Türkiye; özellikle ABD/AB’nin her türlü manipülasyonu yaptıkları seçimleri %90’na varan müthiş bir katılımla ve büyük bir olgunlukla gerçekleştirerek demokrasi havarilerine unutamayacakları tarihi bir ders daha verdi.
Seçim öncesinde attıkları manşetler ve hazırladıkları kapaklarla açık açık Kılıçdaroğlu’na destek veren sözde özgür batı medyası bu tarihi dersten nasibini aldı.

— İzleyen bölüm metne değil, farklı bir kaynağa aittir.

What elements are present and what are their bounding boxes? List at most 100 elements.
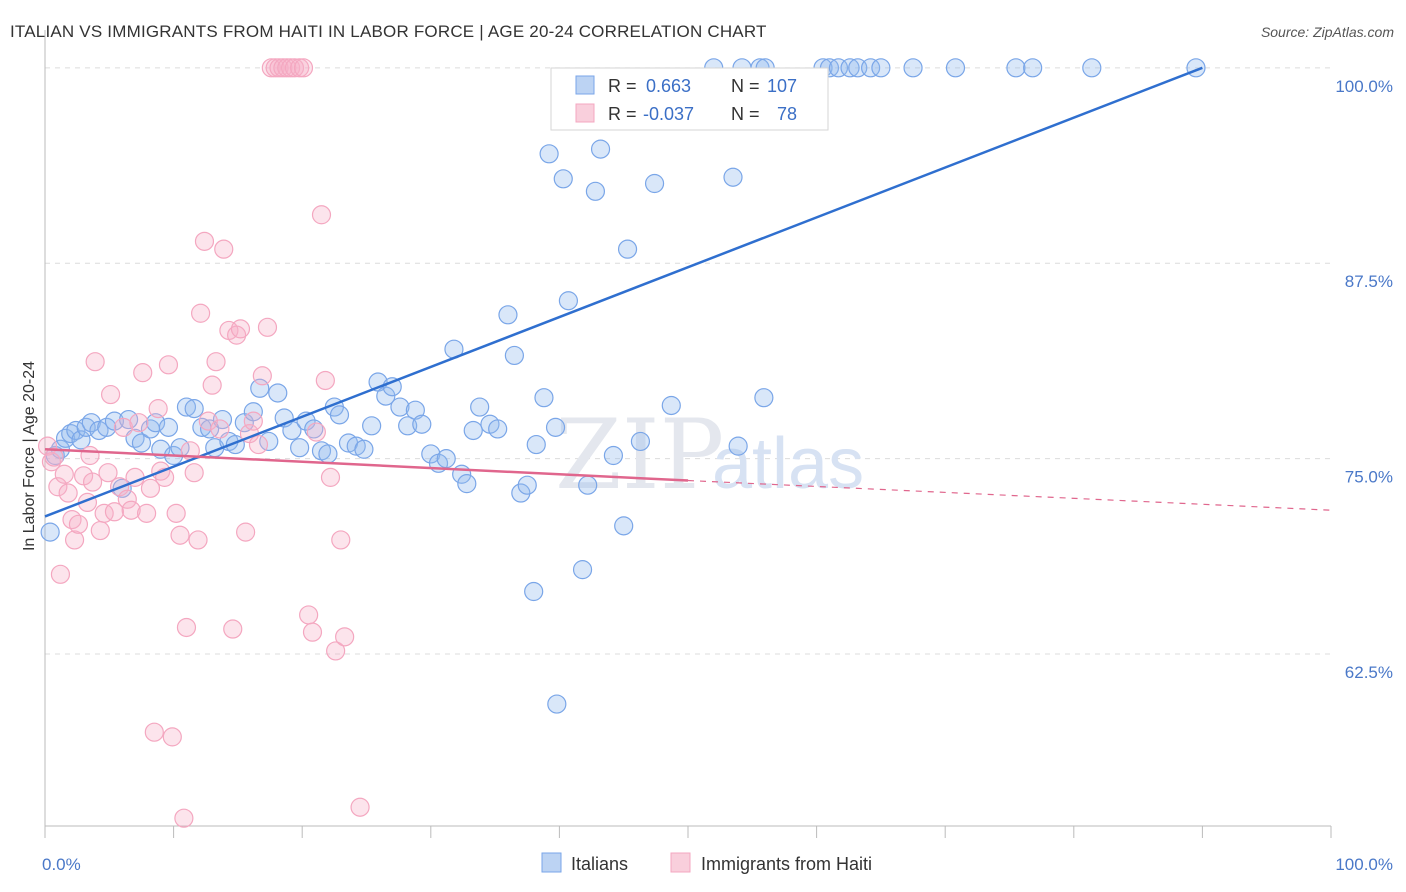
data-point xyxy=(644,173,665,194)
data-point xyxy=(1006,58,1026,78)
data-point xyxy=(248,434,269,455)
data-point xyxy=(94,503,114,523)
trend-lines xyxy=(44,66,1332,518)
data-point xyxy=(136,503,157,523)
data-point xyxy=(166,503,186,523)
trend-line xyxy=(44,66,1203,518)
data-point xyxy=(191,303,211,323)
y-axis-label: In Labor Force | Age 20-24 xyxy=(21,361,38,551)
data-point xyxy=(828,58,849,78)
data-point xyxy=(223,619,243,639)
data-point xyxy=(158,355,179,375)
data-point xyxy=(104,502,125,522)
data-point xyxy=(436,449,456,469)
trend-line xyxy=(44,448,689,482)
data-point xyxy=(329,405,350,425)
legend-n-label-2: N = xyxy=(731,104,760,124)
data-point xyxy=(40,522,60,542)
data-point xyxy=(728,436,748,456)
data-point xyxy=(661,395,681,416)
data-point xyxy=(250,378,270,398)
data-point xyxy=(68,514,89,534)
legend-r-label-1: R = xyxy=(608,76,637,96)
data-point xyxy=(210,419,230,439)
data-point xyxy=(243,411,263,431)
y-tick-label: 87.5% xyxy=(1345,272,1393,291)
bottom-legend-swatch-haiti xyxy=(670,852,691,873)
data-point xyxy=(585,181,606,201)
watermark-atlas: atlas xyxy=(712,424,864,504)
data-point xyxy=(318,444,338,464)
legend-n-label-1: N = xyxy=(731,76,760,96)
data-point xyxy=(230,319,251,339)
data-point xyxy=(113,417,134,437)
legend-box xyxy=(550,67,829,131)
data-point xyxy=(64,530,85,550)
legend-r-value-1: 0.663 xyxy=(646,76,691,96)
data-point xyxy=(457,474,477,494)
data-point xyxy=(335,627,355,647)
bottom-legend-label-italians: Italians xyxy=(571,854,628,874)
y-tick-labels: 62.5% 75.0% 87.5% 100.0% xyxy=(1335,77,1393,682)
data-point xyxy=(320,467,341,487)
data-point xyxy=(315,370,335,391)
data-point xyxy=(354,439,374,459)
data-point xyxy=(304,419,324,439)
data-point xyxy=(331,530,351,550)
data-point xyxy=(498,305,518,325)
data-point xyxy=(200,419,220,439)
data-point xyxy=(630,431,651,452)
data-point xyxy=(184,399,204,419)
data-point xyxy=(140,478,161,498)
data-point xyxy=(71,430,91,450)
data-point xyxy=(553,169,573,189)
data-point xyxy=(346,436,366,456)
x-tick-label: 0.0% xyxy=(42,855,81,874)
data-point xyxy=(517,475,537,495)
data-point xyxy=(268,383,288,403)
data-point xyxy=(488,419,508,439)
watermark: ZIP atlas xyxy=(555,399,864,511)
legend-swatch-haiti xyxy=(575,103,595,123)
data-point xyxy=(306,422,326,442)
data-point xyxy=(617,239,638,259)
data-point xyxy=(98,463,118,483)
chart-source: Source: ZipAtlas.com xyxy=(1260,24,1394,40)
bottom-legend-label-haiti: Immigrants from Haiti xyxy=(701,854,872,874)
data-point xyxy=(350,797,370,817)
data-point xyxy=(1082,58,1102,78)
data-point xyxy=(398,416,418,436)
data-point xyxy=(50,564,71,584)
data-point xyxy=(311,205,332,225)
data-point xyxy=(293,58,314,78)
data-point xyxy=(871,58,891,78)
data-point xyxy=(578,475,598,495)
data-point xyxy=(603,445,624,466)
chart-title: ITALIAN VS IMMIGRANTS FROM HAITI IN LABO… xyxy=(10,22,767,41)
legend-swatch-italians xyxy=(575,75,595,95)
data-point xyxy=(903,58,923,78)
data-point xyxy=(44,447,64,467)
data-point xyxy=(504,345,524,366)
data-point xyxy=(376,386,396,406)
data-point xyxy=(176,397,197,417)
data-point xyxy=(194,231,215,251)
data-point xyxy=(145,413,166,433)
data-point xyxy=(133,363,153,383)
data-point xyxy=(144,722,164,742)
data-point xyxy=(524,581,544,602)
data-point xyxy=(170,525,190,545)
data-point xyxy=(257,317,278,337)
data-point xyxy=(97,417,117,437)
data-point xyxy=(81,413,101,433)
y-tick-label: 62.5% xyxy=(1345,663,1393,682)
data-point xyxy=(547,694,567,714)
legend-r-value-2: -0.037 xyxy=(643,104,694,124)
x-tick-label: 100.0% xyxy=(1335,855,1393,874)
bottom-legend: Italians Immigrants from Haiti xyxy=(541,852,872,874)
data-point xyxy=(302,622,323,642)
data-point xyxy=(176,617,197,638)
data-point xyxy=(82,472,103,492)
data-point xyxy=(158,417,179,437)
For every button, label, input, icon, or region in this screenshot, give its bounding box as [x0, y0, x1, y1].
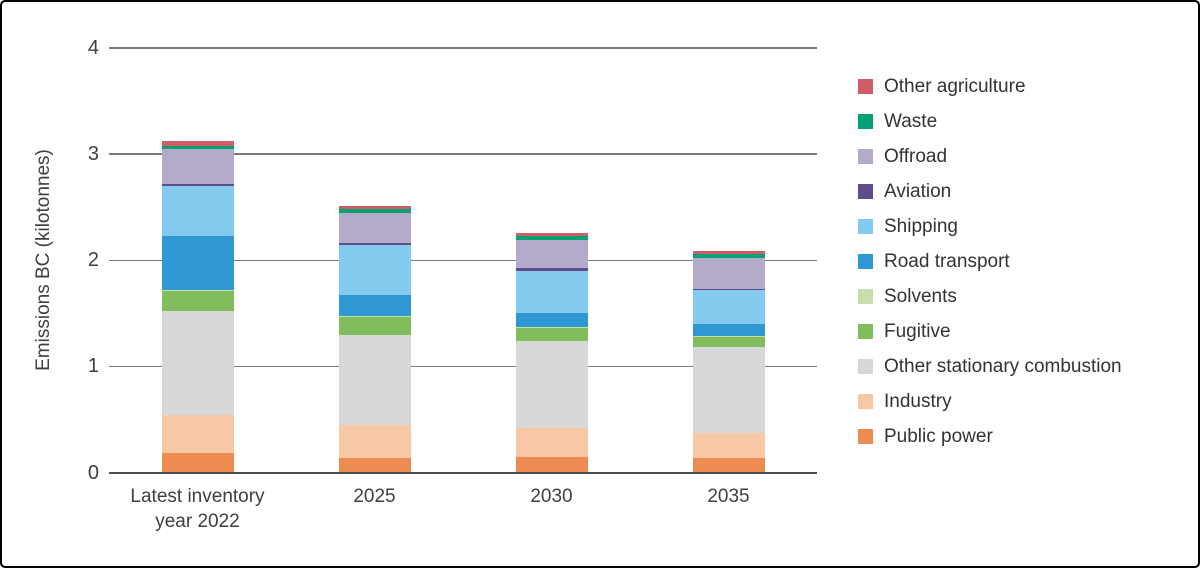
legend-item-offroad: Offroad: [858, 139, 1122, 174]
bar-segment-road-transport: [161, 236, 234, 291]
legend-swatch-icon: [858, 114, 873, 129]
x-axis-label: Latest inventory year 2022: [130, 486, 265, 532]
bar-segment-industry: [161, 415, 234, 454]
bar-segment-public-power: [161, 453, 234, 473]
legend-item-label: Shipping: [884, 215, 958, 237]
y-tick-label-3: 3: [87, 143, 99, 166]
x-axis-line: [109, 471, 817, 474]
bar-segment-waste: [338, 209, 411, 213]
legend-item-public-power: Public power: [858, 419, 1122, 454]
bar-segment-waste: [161, 145, 234, 150]
legend-swatch-icon: [858, 254, 873, 269]
gridline-y-4: [109, 47, 817, 49]
x-axis-label: 2025: [353, 486, 396, 507]
bar-segment-offroad: [161, 149, 234, 185]
bar-segment-industry: [692, 433, 765, 458]
bar-segment-other-stationary-combustion: [161, 311, 234, 416]
bar-segment-other-stationary-combustion: [692, 347, 765, 434]
legend-swatch-icon: [858, 79, 873, 94]
bar-segment-public-power: [338, 457, 411, 473]
bar-segment-public-power: [515, 456, 588, 473]
bar-segment-aviation: [161, 184, 234, 187]
legend-item-waste: Waste: [858, 104, 1122, 139]
legend-swatch-icon: [858, 429, 873, 444]
bar-segment-offroad: [338, 213, 411, 243]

Türkiye kazandı küresel çete ve onun yerli aparatları bir kez daha kaybettiler.
“Türkiye diktatörlüğün eşiğinde başlığıyla Türk bayrağının hilale yansıtıldığı Erdoğan siluetinin yansıtıldığı bir görseli kapak yapan The Economist; seçim sonuçlarının ardından Twitter’da sabitlediği kapağı kaldırarak “Erdoğan’ın Kılıçdaroğlu’na resmen gol attığını, Kılıçdaroğlu ve Partisi CHP’nin, milletvekili seçimlerinde de kötü bir performans sergilediğini” yazdı.
Aziz Türk Milletinin iradesini kimseye satmayacağını, hariçten gazel okuyanlara da kapaklarını manşetlerini böylece yedireceğini bir kez daha gördük.
Bir önceki yazımızda; “Medyasıyla, finansıyla, siyasetçileriyle, aktivist adı altındaki ajanlarıyla küresel çete; artık yönetip çıkarlarına uşaklık yaptıramadığı Türkiye’yi, kendi adamlarının yönetmesi ve böylece eski mutlu günlere dönülmesi umuduyla yanıp tutuşuyorlar ama kendilerini bir sokak iti kadar ciddiye almayan ve her seçim öncesinde kin kustukları kapakları fiyonk yapıp münasip yerlerine tıkayan bu aziz milletin sağduyusunu hesaba katmıyorlar” Bu ülkede tuvalet terliğine bile oy verebilecek toksik bir sosyoloji var ama mandacılığa, asla razı olmayan ve olmayacak bir sosyoloji de var” diyerek 14 Mayıs seçim sonuçları hakkında ipucu vermiştik.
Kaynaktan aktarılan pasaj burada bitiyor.